Tressa held back a sigh. The last thing she wanted was to be sent out into the fog, never to return. But Granna hadn’t even been dead for an hour. Surely a meeting could wait until people were given the chance to mourn her. She’d only given Udor the courtesy of a personal notification because he would be the next leader, not because she wanted to escape the fog.

“Dear Tressa.” He ambled over to her, his arms outstretched. She stood still, stiffly, not accepting or rejecting the hug he bestowed upon her. She forced herself to remain neutral. “Why did you come to me so quickly, if not to start the process of changing our laws? You don’t want to leave. I can make that requirement go away. You can stay here, live a long life with a boy you fancy.” He leaned over, his lips tickling the edge of her ear. “Or with me. You cannot be my first wife, but you could be my second. No one else will have you now. Nineteen and no children? You’re too old for one of the eligible young men. Forgo the surname of Webb and take River. Just say the word, and I, and my name, are yours.”

Tressa recoiled, heaving out of his embrace. She didn’t want him, never had, but he knew, as well as everyone else in the village, that she didn’t want to put one toe into the fog. No one did.

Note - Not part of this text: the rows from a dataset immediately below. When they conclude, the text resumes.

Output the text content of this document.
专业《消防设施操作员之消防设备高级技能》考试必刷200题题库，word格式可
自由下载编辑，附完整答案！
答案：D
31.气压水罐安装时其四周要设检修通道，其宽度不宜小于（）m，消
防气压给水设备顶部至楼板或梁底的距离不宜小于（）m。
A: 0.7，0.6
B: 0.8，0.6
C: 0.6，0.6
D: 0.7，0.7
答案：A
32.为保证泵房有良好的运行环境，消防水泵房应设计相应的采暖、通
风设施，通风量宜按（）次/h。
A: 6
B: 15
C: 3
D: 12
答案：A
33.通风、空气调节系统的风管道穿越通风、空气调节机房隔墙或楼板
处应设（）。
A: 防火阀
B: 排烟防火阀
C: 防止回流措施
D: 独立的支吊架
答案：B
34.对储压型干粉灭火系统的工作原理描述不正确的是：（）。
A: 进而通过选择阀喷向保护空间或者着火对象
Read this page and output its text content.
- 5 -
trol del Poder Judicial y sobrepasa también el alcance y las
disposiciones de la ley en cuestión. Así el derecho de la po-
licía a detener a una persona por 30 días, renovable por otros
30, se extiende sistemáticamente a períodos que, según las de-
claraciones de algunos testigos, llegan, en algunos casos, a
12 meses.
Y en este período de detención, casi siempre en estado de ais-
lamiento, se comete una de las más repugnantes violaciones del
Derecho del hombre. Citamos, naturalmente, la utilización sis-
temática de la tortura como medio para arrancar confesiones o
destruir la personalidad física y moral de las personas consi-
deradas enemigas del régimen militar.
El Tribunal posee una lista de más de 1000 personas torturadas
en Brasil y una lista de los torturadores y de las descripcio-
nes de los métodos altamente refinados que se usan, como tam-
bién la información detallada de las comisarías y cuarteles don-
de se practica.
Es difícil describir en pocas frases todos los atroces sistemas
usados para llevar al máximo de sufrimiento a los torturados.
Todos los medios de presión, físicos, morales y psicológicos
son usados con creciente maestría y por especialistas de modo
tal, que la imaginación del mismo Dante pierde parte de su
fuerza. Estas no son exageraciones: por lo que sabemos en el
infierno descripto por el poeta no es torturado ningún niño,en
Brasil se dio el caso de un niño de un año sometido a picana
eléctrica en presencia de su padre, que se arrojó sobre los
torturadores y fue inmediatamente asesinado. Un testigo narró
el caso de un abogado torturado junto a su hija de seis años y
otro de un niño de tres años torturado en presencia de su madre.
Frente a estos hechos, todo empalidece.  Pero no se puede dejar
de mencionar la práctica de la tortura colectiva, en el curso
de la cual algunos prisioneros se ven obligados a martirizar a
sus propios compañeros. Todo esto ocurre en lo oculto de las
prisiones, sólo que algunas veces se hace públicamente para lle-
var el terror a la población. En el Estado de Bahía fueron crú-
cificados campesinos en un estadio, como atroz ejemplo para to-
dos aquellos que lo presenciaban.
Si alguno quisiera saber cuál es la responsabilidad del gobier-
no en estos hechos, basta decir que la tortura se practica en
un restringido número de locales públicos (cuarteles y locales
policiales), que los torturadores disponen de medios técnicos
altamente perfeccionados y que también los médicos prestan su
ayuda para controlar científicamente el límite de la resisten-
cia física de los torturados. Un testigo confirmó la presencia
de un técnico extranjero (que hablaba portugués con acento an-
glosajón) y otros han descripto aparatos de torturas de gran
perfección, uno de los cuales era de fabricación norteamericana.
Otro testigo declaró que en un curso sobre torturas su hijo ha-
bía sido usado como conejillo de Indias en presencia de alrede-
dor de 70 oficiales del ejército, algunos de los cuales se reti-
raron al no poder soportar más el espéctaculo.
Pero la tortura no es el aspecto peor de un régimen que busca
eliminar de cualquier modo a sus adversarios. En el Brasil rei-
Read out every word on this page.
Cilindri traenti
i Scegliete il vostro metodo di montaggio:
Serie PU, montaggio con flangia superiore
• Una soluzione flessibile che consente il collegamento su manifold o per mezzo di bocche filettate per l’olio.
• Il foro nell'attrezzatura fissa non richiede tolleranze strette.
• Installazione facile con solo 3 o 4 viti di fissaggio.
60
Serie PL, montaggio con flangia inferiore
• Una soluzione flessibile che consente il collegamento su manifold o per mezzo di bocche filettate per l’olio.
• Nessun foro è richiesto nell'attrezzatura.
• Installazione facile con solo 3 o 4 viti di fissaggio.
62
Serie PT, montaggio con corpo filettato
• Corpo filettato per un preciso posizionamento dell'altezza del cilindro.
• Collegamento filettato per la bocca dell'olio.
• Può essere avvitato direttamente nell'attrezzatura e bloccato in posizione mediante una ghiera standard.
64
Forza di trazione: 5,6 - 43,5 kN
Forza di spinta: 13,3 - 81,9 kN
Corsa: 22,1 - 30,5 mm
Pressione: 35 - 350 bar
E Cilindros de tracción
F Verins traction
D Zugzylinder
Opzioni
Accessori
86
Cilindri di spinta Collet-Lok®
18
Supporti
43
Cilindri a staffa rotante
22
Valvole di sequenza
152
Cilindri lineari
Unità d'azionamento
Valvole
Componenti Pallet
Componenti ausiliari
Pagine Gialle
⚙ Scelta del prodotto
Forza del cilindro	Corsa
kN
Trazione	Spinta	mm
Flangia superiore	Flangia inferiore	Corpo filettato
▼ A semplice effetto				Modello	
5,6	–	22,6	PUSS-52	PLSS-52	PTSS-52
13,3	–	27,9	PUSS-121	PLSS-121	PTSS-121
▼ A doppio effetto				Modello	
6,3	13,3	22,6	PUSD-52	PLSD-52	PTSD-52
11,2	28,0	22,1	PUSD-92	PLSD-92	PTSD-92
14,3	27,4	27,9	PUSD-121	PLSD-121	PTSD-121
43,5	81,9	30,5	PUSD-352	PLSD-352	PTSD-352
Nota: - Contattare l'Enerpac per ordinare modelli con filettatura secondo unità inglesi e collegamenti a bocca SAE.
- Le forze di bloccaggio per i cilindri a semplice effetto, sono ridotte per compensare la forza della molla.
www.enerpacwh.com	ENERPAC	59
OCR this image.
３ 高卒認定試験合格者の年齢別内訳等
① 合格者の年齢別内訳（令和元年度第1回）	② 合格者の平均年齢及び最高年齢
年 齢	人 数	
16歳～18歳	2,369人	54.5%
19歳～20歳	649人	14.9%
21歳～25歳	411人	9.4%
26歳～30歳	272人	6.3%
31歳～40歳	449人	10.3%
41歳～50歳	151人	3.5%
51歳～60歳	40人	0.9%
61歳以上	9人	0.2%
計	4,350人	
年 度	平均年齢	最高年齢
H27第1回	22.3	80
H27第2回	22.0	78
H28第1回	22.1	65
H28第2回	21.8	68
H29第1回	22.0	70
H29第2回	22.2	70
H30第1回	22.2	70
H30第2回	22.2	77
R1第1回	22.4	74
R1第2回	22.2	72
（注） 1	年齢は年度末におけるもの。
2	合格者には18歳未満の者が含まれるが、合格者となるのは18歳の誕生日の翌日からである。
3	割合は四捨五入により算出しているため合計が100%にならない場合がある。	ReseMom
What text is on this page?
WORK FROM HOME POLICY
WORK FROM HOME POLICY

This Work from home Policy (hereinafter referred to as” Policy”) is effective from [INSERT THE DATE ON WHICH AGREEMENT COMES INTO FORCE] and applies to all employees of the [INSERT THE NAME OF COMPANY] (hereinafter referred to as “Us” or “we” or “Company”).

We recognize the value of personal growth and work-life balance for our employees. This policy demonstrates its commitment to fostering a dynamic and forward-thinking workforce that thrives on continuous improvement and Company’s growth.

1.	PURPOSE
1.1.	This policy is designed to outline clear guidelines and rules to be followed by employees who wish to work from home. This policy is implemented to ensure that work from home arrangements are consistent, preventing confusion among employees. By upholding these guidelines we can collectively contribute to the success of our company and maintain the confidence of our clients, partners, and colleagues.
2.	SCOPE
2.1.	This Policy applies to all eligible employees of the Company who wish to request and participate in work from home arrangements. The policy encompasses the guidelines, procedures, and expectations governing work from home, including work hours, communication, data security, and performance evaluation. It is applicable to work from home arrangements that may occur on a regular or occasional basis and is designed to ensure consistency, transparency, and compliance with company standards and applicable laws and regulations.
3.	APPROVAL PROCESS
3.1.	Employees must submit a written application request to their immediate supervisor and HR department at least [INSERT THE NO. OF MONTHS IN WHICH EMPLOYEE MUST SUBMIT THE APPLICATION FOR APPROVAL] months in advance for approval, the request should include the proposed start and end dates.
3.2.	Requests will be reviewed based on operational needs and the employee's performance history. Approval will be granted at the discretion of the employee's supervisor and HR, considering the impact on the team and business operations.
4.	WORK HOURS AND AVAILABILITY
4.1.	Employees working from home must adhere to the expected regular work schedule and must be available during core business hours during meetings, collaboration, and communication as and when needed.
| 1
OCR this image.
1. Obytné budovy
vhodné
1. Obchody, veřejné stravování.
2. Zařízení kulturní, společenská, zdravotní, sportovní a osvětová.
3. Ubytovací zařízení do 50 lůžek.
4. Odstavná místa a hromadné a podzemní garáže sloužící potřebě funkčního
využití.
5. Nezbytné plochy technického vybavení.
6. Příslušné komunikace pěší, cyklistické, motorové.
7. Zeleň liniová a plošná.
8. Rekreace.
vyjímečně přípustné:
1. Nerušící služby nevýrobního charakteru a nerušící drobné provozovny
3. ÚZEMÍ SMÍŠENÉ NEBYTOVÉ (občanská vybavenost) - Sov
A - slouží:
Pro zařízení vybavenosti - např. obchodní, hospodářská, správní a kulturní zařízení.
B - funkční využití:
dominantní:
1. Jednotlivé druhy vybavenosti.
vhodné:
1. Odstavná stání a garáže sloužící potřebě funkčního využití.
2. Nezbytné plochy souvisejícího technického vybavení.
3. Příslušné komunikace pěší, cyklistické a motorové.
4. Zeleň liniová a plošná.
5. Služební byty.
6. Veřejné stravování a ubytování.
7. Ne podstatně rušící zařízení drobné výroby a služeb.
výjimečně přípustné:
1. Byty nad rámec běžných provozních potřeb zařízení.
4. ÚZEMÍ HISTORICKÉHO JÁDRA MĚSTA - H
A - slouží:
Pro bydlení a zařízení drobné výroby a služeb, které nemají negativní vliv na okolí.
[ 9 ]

Yet no one ever stood up to Granna’s rule.

She was a gentle woman, but crossing her was a mistake. Anyone who did paid for it with their lives. Maybe not their own, but their child, being sent into the fog. Granna was ruthless in her decisions, never second-guessing herself, never allowing anyone to question her. After all, she was the only one left, the only one who remembered the day the village was trapped behind the misty wall.

“I only thought you should hear it from me,” Tressa said. She couldn’t look him in the face. Instead, she stared at her leather slippers. The long toe with the curl at the end of his shoe nearly touched the tip of hers. She shuffled backward, putting more distance between them. “Granna’s death will mean many things to many people. As the new leader of our village, I came to you first.”

Udor had long ago declared himself Granna’s successor. Though Granna had never openly agreed to it, she privately told Tressa that no one else had the influence to lead their people into a new future. It was Udor, or it was no one, no matter how disgusting.

Maybe that’s why Granna had been so insistent on Tressa leaving during her nineteenth year. She never wanted Udor to touch her great granddaughter.

Udor stroked the length of Tressa’s long raven hair. “I am ruler now, aren’t I? And you were supposed to leave tomorrow. You don’t have to go. Say the word and I will make sure you never have to worry about leaving the safety of our village again.”